It’s almost unheard of for a child to show up hungry or homeless. Finland provides three years of maternity leave and subsidized day care to parents, and preschool for all 5-year-olds, where the emphasis is on play and socializing. In addition, the state subsidizes parents, paying them around 150 euros per month for every child until he or she turns 17. Ninety-seven percent of 6-year-olds attend public preschool, where children begin some academics. Schools provide food, medical care, counseling and taxi service if needed. Stu­dent health care is free.

Even so, Rintola said her children arrived last August miles apart in reading and language levels.
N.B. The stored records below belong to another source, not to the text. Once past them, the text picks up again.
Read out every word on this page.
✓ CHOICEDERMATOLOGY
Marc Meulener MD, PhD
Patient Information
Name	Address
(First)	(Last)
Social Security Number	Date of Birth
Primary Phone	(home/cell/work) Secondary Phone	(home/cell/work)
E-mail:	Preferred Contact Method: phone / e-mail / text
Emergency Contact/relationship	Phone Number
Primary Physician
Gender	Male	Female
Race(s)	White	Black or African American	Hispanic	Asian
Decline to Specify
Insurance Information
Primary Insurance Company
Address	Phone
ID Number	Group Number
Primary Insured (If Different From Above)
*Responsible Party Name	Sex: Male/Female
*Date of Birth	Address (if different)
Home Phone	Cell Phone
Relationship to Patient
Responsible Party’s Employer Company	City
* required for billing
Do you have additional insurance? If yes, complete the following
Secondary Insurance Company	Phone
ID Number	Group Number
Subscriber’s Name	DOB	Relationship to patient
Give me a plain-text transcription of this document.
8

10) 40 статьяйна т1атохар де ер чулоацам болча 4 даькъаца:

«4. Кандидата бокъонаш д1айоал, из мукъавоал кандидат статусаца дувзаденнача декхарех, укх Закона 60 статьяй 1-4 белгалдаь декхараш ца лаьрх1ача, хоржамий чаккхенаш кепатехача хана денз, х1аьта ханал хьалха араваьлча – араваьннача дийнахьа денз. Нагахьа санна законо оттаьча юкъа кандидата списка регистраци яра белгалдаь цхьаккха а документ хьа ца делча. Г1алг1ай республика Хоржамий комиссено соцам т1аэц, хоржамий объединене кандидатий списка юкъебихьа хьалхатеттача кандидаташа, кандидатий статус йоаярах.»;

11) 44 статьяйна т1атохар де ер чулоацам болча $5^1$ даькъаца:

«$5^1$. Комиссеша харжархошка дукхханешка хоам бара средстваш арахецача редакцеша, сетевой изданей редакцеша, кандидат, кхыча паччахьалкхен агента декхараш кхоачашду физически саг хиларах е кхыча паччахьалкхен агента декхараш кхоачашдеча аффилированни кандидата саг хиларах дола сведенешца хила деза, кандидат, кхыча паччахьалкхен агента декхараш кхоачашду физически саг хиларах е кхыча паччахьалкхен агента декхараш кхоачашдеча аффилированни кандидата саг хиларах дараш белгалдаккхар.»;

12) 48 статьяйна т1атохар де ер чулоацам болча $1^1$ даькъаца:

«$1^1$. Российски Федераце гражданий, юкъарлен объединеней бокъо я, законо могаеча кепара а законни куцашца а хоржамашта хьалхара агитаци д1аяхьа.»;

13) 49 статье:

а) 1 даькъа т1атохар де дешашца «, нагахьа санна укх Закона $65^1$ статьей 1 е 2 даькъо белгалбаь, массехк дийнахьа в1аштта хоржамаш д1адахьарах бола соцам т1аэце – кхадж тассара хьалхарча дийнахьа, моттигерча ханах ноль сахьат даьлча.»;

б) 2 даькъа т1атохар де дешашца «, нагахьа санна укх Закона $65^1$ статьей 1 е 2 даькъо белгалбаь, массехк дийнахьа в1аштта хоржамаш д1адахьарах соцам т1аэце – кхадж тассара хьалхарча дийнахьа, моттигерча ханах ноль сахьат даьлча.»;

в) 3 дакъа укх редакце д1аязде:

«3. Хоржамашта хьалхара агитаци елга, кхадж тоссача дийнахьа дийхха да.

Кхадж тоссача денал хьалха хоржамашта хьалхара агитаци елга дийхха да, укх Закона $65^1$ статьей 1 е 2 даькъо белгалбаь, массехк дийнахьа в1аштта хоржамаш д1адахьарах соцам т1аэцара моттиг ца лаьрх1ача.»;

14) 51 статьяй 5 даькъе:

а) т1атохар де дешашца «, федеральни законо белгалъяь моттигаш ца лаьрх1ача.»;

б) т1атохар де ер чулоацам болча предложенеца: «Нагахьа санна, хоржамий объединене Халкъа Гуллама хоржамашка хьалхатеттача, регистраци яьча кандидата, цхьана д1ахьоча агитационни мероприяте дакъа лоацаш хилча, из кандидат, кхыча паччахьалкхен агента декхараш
By April, nearly every child in the class was reading, and most were writing. Boys had been coaxed into literature with books like Kapteeni Kalsarin (“Captain Underpants”). The school’s special education teacher teamed up with Rintola to teach five children with a variety of behavioral and learning problems. The national goal for the past five years has been to mainstream all children. The only time Rintola’s children are pulled out is for Finnish as a Second Language classes, taught by a teacher with 30 years’ experience and graduate school training.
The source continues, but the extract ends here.